A Polícia Civil de Ribeirão Preto apreendeu, na tarde de ontem, numa casa da Nova Ribeirânia, cerca de 2 mil caixas de medicamentos roubadas em Campinas, em abril de 2005, que tinham suas embalagens e etiquetas de produtos adulteradas (troca de números de lotes de data de vencimento). O valor da carga pode chegar a cerca de R$ 1,8 milhão. A maioria dos medicamentos é o anticoagulante Clexane, do laboratório Aventis, usado para tratamento e prevenção de trombose e em hemodiálises. Dois homens foram presos em flagrante por receptação de formação de quadrilha e levados para o Centro de Detenção Provisória (CDP) do município. A polícia procura outros dois homens, que seriam os atuais donos, desde setembro do ano passado, da distribuidora de remédios Armed.A Vigilância Sanitária do município acompanhou a operação policial e recomenda que as pessoas que tiverem dúvidas sobre a procedência do Clexane, principalmente, que procurem seus médicos ou liguem para o serviço gratuito do próprio laboratório (0800-703-0014) para obter informações sobre a procedência do lote comprado. "Não dá para afirmar se parte desse medicamento chegou ao mercado, já que não foram encontradas provas disso", informou o chefe da Vigilância Sanitária de Ribeirão Preto, Carlos Alberto D´Avilla.
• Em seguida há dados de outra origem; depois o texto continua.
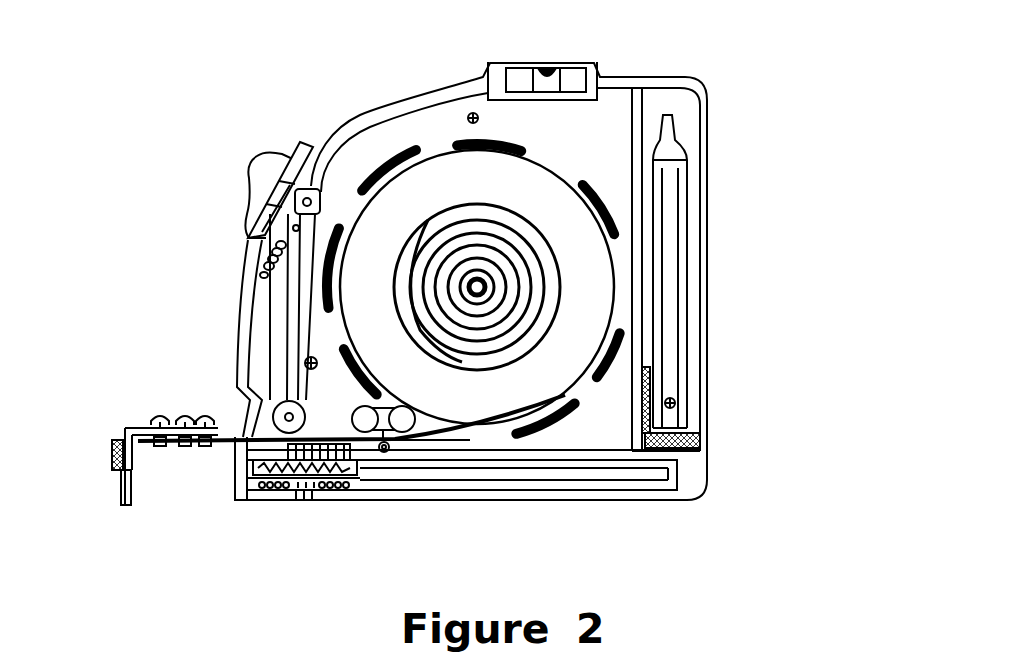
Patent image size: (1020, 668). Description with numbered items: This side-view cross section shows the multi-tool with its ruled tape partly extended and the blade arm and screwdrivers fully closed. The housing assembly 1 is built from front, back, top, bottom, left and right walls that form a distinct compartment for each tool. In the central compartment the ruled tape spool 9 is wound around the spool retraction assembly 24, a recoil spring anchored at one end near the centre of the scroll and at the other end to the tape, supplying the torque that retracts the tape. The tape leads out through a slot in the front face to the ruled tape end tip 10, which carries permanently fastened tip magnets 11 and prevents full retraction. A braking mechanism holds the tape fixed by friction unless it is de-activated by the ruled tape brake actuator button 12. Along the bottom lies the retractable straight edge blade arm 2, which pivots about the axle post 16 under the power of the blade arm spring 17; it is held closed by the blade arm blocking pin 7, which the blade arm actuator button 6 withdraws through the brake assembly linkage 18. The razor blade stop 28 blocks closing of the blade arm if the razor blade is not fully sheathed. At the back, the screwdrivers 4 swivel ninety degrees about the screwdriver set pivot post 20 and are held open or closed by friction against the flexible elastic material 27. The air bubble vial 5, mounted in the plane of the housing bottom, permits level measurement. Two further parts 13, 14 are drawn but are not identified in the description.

The housing assembly 1 is at (350, 118).
The straight edge blade arm 2 is at (552, 492).
The retractable screwdrivers 4 is at (690, 198).
The air bubble in sealed liquid vial 5 is at (568, 60).
The blade arm actuator button 6 is at (351, 414).
The blade arm blocking pin 7 is at (280, 466).
The ruled tape spool 9 is at (614, 266).
The ruled tape end tip 10 is at (126, 508).
The tip magnets 11 is at (108, 430).
The ruled tape brake actuator button 12 is at (258, 170).
The lever arm 13 is at (268, 320).
The return spring 14 is at (256, 247).
The axle centerline and post 16 is at (315, 506).
The blade arm spring 17 is at (270, 492).
The brake assembly linkage 18 is at (391, 452).
The screwdriver set pivot post 20 is at (676, 403).
The spool retraction assembly 24 is at (510, 240).
The flexible elastic material 27 is at (688, 452).
The razor blade stop 28 is at (592, 396).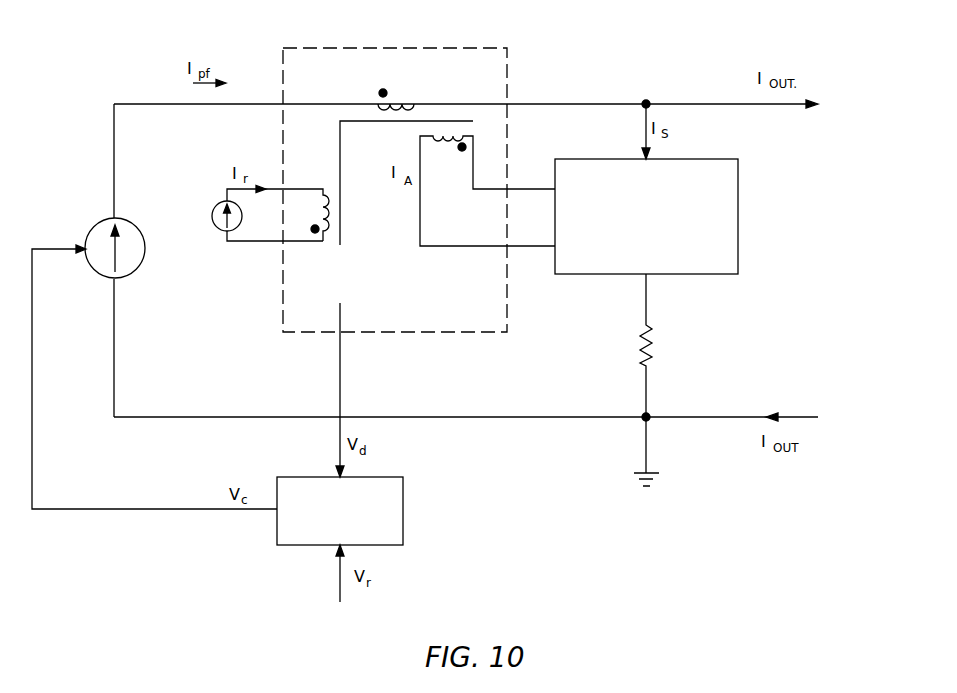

Por isso, a venda do remédio não será suspensa.Segundo D´Avilla, parte da mercadoria do Clexane foi manuseada para adulteração da etiqueta das seringas, o que pode causar risco de contaminação. Esses medicamentos deverão ser inutilizados após a investigação policial. O restante deverá ser analisado pelo laboratório, pois o local de armazenamento era inadequado, inclusive com muitas caixas apresentando umidade. Em abril de 2005, mais de 23 mil caixas do lote 582 (o mesmo apreendido em Ribeirão Preto) do Clexane foram roubados em Campinas. Em Ribeirão Preto, com a compra de lotes recentes e notas fiscais quentes, a adulteração era feita para a comercialização futura do produto. Outros medicamentos, em quantidades menores, de outros laboratórios, também foram apreendidos.Liomarque de Morais, de 33 anos, e Manoel Anchieta de Sá, de 23, ambos de Pernambuco, que ganhavam entre R$ 0,50 e R$ 0,70 por adulteração dos dados, foram presos em flagrante por investigadores do 6.º DP.